Non-jumping numbers:
69 choose 9 (ascending numbers of size ≤ 60)
+ 70 choose 10 - 60 (descending numbers of size ≤ 60)
- 60 * 9 (double count: all digits the same)
- 1 (double count: zero)
= 453376598563
(To get jumping numbers, subtract from total numbers: 1060)
Simple python program to compute the number:
# I know Python doesn't do tail call elimination, but it's a good habit.
def choose(n, k, num=1, denom=1):
return num/denom if k == 0 else choose(n-1, k-1, num*n, denom*k)
def f(digits, base=10):
return choose(digits+base-1, base-1) + choose(digits+base, base) - digits*base - 1
Ascending numbers: select 9 positions to increment the digit, starting with 0.

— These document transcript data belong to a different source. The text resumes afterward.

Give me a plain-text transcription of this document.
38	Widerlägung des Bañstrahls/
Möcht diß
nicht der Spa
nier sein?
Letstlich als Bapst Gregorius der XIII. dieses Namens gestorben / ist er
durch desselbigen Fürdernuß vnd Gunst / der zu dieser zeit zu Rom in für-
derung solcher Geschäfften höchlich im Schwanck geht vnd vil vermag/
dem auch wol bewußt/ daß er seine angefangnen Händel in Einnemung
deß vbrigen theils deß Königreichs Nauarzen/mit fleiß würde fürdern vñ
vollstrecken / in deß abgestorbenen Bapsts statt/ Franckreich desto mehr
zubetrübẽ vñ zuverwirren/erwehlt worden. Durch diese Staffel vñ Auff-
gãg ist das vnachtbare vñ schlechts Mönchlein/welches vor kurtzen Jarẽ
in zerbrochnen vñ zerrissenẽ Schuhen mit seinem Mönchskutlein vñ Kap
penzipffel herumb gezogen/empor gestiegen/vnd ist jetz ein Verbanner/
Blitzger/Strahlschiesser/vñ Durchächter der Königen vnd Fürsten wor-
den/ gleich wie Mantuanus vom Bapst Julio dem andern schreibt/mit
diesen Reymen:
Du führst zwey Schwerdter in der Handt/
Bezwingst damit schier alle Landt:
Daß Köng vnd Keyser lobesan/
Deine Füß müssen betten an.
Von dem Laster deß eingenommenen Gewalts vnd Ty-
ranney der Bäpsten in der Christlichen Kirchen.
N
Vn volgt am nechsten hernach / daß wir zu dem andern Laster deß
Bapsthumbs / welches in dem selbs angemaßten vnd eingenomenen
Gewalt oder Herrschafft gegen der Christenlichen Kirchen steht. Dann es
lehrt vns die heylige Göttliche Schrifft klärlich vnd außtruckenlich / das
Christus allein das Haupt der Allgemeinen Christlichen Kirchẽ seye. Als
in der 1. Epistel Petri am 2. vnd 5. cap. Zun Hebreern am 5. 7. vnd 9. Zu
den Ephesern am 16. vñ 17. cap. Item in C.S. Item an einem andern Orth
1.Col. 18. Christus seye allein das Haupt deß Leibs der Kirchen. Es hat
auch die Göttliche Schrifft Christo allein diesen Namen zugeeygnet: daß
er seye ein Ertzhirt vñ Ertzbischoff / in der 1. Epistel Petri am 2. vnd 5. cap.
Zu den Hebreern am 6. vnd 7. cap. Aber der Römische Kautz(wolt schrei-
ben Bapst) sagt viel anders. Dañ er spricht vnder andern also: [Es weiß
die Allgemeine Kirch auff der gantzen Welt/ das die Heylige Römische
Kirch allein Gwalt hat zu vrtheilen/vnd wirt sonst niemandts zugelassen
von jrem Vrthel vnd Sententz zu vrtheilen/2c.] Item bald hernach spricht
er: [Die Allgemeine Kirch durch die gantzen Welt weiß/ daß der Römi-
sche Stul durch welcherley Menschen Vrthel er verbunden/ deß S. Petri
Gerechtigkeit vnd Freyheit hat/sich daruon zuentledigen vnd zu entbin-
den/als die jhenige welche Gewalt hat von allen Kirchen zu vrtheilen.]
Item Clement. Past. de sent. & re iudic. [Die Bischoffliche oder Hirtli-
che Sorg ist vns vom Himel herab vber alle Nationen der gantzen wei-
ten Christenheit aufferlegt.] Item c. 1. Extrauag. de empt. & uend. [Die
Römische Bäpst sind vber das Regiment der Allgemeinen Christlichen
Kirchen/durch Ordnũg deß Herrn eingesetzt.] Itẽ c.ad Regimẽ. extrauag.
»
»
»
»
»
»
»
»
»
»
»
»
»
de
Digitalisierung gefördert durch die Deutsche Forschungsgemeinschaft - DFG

Descending numbers: pretend we have a digit 10 which is used to left-pad the number. Then select 10 positions to decrement the digit, starting with 10. Then remove all the choices where the 10 selected positions are consecutive and not at the end, which would correspond to digit sequences with a leading 0.
Since all numbers whose digits are all the same will be produced by both descending and ascending algorithms, we have to subtract them.
Note that all of these algorithms consider the number 0 to be written with no digits at all. Also, all numbers ≤ 100 are either ascending or descending (or both), so there's no need to worry about them.
Do you count 321 as descending or do you count 000000321 as jumping?
Hint for the answer: the number of ascending numbers with 59 digits will be something like (69 choose 10) because you have to choose which points in the number are between differing digits.